Brittney Reese in the women's Long Jump at the IAAF World Championships Moscow 2013 (Getty Images) © Copyright
Report Moscow, Russia

Report: Women’s Long Jump final – Moscow 2013

Was there ever any doubt that Brittney Reese would win an unprecedented third gold medal in the women’s Long Jump at the IAAF World Championships?

After yesterday’s qualification round, yes there was. She only just squeaked through to the final as her jump of 6.57m was good enough for 12th place – and even then on count back.

But today’s final was a completely different story. Britain’s Shara Proctor – who led the qualifiers with 6.85m despite taking off 26cm behind the plasticine – didn’t live up to her seven-metre promise and finished down in sixth.

Reese, meanwhile, was the only athlete to break seven metres, taking her third successive World title with a jump of 7.01m.

She didn’t have it all her own way though, as Blessing Okagbare opened with 6.89m; significantly farther than Reese’s opening 6.50m. Ivana Spanovic of Serbia had the second-best mark of the opening round with 6.70m.

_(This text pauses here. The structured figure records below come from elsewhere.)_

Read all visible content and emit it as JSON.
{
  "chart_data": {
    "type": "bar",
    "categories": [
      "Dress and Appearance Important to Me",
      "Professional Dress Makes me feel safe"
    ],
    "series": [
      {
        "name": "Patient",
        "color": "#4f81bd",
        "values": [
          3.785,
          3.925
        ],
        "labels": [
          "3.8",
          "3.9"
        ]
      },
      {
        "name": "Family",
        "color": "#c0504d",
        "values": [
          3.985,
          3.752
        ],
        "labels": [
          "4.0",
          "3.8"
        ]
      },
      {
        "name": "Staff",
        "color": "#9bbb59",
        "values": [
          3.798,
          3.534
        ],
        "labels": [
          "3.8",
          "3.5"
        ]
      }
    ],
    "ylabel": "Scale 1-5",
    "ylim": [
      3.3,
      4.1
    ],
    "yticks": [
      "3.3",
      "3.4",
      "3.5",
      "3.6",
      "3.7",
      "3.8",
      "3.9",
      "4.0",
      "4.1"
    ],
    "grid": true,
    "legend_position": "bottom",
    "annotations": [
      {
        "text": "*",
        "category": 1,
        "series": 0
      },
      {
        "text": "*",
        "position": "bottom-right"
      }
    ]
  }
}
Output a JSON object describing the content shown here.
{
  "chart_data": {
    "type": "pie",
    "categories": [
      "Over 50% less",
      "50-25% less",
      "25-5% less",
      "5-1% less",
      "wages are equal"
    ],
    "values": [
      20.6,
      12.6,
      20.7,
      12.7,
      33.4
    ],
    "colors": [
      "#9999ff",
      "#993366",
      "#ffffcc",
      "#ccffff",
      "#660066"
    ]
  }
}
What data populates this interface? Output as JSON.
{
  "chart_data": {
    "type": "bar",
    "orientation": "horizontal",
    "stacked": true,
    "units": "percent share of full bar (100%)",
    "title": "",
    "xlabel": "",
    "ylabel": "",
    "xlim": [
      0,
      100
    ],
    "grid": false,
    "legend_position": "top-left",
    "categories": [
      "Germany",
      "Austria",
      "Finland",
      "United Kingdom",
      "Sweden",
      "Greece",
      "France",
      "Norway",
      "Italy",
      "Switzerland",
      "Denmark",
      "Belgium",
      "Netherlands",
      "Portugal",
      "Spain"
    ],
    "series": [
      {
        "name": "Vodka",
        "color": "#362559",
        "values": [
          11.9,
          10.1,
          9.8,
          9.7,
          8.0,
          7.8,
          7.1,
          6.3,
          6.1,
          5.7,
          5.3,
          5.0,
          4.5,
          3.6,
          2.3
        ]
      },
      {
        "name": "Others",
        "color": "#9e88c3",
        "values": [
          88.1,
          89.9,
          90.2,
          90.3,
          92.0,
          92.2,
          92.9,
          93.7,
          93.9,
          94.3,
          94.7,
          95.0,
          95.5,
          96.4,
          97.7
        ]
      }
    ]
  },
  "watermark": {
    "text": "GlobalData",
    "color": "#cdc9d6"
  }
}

In round two, Reese flew out to 7.01m to take the lead. Volha Sudareva of Belarus moved into the bronze medal position with 6.82m with Proctor (6.79m) and Darya Klishina (6.76m) close behind.

There were no significant improvements in rounds three or four, but the penultimate round saw a change in the medal standings.

Spanovic bounced back into a podium place with a national record of 6.82m, moving ahead of Sudareva on count-back.

Later that round, Okagbare looked to have taken pole position from Reese, landing right in line with the seven-metre mark. But her effort was measured at 6.99m, just two centimetres shy of the US leader.

Reese responded with a 6.95m, while Okagbare challenged again in the final round with 6.96m, but once more it was not enough and Reese was crowned the champion.

Reese has now won more World Championship gold medals in this event than anyone else in history; more than legendary jumpers Heike Drechsler, Jackie Joyner-Kersee and Fiona May, all of whom won two each.

With eight athletes over 6.73m, it was the best-depth women’s Long Jump final in World Championships history. Silver medallist Okagbare became the first African woman to win a World Championships medal in this event, while Spanovic became Serbia's first ever World Championships medallist; the country having only been entered as a separate nation since 2007.